Quantum-Fluid Correspondence in Relativistic Fluids with Spin: From Madelung Form to Gravitational Coupling

TL;DR

This paper develops a theoretical framework connecting quantum fluid dynamics with relativistic fluids possessing spin, extending Madelung's formalism and linking it to gravitational effects in astrophysical contexts.

Contribution

It introduces a relativistic quantum-fluid formalism with spin, extending Madelung transformation and relating fluid properties to spacetime curvature.

Findings

Quantum correction to classical fluid energy due to spin

Relating Ricci scalar curvature to fluid density in static configurations

Generalized Madelung transformation for viscous, vorticity-rich flows

Abstract

This paper explores the quantum-fluid correspondence in a charged relativistic fluid with intrinsic spin. We begin by examining the nonrelativistic case, showing that the inclusion of spin introduces a quantum correction to the classical fluid energy.
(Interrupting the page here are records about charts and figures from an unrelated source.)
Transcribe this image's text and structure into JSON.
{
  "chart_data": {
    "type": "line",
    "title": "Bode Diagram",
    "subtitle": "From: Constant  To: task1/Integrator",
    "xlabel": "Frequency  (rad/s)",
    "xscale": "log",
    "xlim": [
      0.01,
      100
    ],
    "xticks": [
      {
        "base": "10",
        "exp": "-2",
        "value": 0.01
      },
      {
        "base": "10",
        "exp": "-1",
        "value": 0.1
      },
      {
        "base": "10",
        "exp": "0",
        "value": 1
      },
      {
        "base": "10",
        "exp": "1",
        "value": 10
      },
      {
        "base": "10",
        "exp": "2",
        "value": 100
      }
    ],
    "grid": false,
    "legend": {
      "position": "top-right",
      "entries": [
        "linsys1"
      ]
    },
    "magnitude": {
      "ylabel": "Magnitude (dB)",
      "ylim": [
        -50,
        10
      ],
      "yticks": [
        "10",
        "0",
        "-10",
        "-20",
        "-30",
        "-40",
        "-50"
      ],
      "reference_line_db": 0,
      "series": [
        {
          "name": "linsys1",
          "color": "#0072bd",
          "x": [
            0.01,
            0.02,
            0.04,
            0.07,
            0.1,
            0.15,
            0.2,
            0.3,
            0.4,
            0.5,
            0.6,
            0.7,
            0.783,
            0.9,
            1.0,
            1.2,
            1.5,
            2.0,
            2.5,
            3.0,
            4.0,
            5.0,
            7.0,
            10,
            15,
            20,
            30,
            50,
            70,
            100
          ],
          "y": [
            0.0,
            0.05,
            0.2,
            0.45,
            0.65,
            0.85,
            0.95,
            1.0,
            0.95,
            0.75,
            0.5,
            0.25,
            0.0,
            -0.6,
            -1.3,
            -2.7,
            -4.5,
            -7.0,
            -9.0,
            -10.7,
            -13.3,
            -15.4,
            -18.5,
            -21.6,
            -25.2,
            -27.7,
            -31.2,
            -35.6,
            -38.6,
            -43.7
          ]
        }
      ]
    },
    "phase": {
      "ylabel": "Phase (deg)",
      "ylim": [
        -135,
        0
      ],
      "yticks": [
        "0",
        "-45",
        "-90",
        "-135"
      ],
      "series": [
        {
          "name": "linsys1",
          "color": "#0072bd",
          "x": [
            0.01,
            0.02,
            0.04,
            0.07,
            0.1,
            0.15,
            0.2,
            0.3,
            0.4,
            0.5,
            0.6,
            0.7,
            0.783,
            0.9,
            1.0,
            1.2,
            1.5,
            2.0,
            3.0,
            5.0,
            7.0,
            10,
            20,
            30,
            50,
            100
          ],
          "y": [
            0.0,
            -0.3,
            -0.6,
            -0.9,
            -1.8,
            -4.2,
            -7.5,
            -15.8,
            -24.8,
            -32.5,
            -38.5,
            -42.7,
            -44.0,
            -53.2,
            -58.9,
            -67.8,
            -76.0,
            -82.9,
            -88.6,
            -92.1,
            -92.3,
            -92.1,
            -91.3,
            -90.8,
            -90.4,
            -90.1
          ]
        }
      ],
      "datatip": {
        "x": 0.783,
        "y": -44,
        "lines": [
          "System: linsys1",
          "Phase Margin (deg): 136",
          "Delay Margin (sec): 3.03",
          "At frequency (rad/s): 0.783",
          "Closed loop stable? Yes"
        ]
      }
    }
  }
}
This correction, coupled with Maxwell's equations, naturally leads to the Schr\"odinger equation in Madelung form. Building on this foundation, we extend the formalism to a relativistic perfect fluid, identifying the system's stress-energy-momentum tensor. Our analysis reveals that the trace of the quantum correction to this tensor corresponds to the energy density of an oscillator, with its frequency determined by the vorticity of the spin motion. We then use the stress-energy-momentum tensor to establish the relationship between the Ricci scalar curvature, as dictated by the Einstein field equations, and the fluid density in a static, spherically symmetric configuration. Lastly, we generalize the Madelung transformation to compressible Navier-Stokes flows with vorticity and viscosity by developing a tailored Clebsch representation of the velocity field. This theoretical framework offers potential applications for studying fluid-like systems with internal rotational degrees of freedom, commonly encountered in astrophysical settings.